Qantas profit dips 83% amid strikes and high fuel costs
Qantas has said it will close some international routes and cut almost 500 jobs after its profits were hit by an industrial dispute and rising fuel costs.
The carrier made a net profit of 42m Australian dollars ($45m; £29m) for the six months to the end of December.
That was down from A$241m during the same period last year.
The firm said strikes last year cost it A$194m, while its fuel costs surged 26% to A$2.2bn during the period.
Qantas chief executive Alan Joyce said the result was a good performance given the challenging circumstances the firm faced during the period.

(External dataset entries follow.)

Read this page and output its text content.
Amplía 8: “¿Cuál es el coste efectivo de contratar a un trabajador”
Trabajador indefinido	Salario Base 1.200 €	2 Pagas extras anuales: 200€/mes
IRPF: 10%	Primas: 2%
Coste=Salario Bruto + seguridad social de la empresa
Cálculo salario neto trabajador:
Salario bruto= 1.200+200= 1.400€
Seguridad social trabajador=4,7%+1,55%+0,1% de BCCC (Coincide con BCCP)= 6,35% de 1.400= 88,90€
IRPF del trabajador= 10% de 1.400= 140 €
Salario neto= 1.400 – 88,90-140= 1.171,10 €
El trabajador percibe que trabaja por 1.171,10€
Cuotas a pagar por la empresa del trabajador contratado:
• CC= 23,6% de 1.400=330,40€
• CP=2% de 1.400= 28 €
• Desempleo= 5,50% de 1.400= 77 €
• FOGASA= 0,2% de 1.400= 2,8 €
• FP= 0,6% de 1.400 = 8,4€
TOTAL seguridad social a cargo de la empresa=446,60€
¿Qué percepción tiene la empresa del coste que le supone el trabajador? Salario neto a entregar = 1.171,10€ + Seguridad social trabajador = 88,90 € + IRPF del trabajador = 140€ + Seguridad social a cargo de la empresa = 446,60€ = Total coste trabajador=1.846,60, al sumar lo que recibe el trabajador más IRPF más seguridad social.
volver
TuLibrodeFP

"While the impact of the dispute was severe, our portfolio of businesses once again demonstrated its resilience in difficult conditions," Mr Joyce said.
While Qantas has been doing well on the domestic routes, its international operations continue to be a problem amid slowing demand and increased competition.
Mr Joyce said that "even the strengths of the rest of our business will not be able to compensate for this issue over the long term".
Qantas has been trying to restructure its international operations in a bid to make them more profitable.
The firm said that it will close the Singapore-Mumbai and Auckland-Los Angeles routes from 6 May this year.
It has already announced withdrawals from the Hong Kong-London and Bangkok-London routes from March.
"We continue to work towards returning Qantas' international performance to profitability in the short term," Mr Joyce said.
"Our long-term goal is to ensure that the Qantas business, domestic and international combined, exceeds the cost of capital on a sustainable basis."
The restructuring plan announced by Qantas last year included a proposal to outsource some of its services, a move that is expected to result in almost 1,000 job cuts at Qantas' Australian operations.
Three labour unions representing engineers, pilots and baggage handlers opposed the plan.
The dispute escalated, with Qantas grounding its entire fleet in an unprecedented move that resulted in intervention by the authorities.
Qantas and the unions later entered into forced arbitration after failing to agree on pay and job security demands.
The airline has since reached a deal with its main engineers union after it agreed to a 3% annual increase in salaries for three years.
The latest announcement of 500 job cuts is likely to put more pressure on the airline.
However, Mr Joyce said these jobs were not being outsourced, but had "become structurally redundant".
"Let me clarify that there will be no jobs going offshore," he added.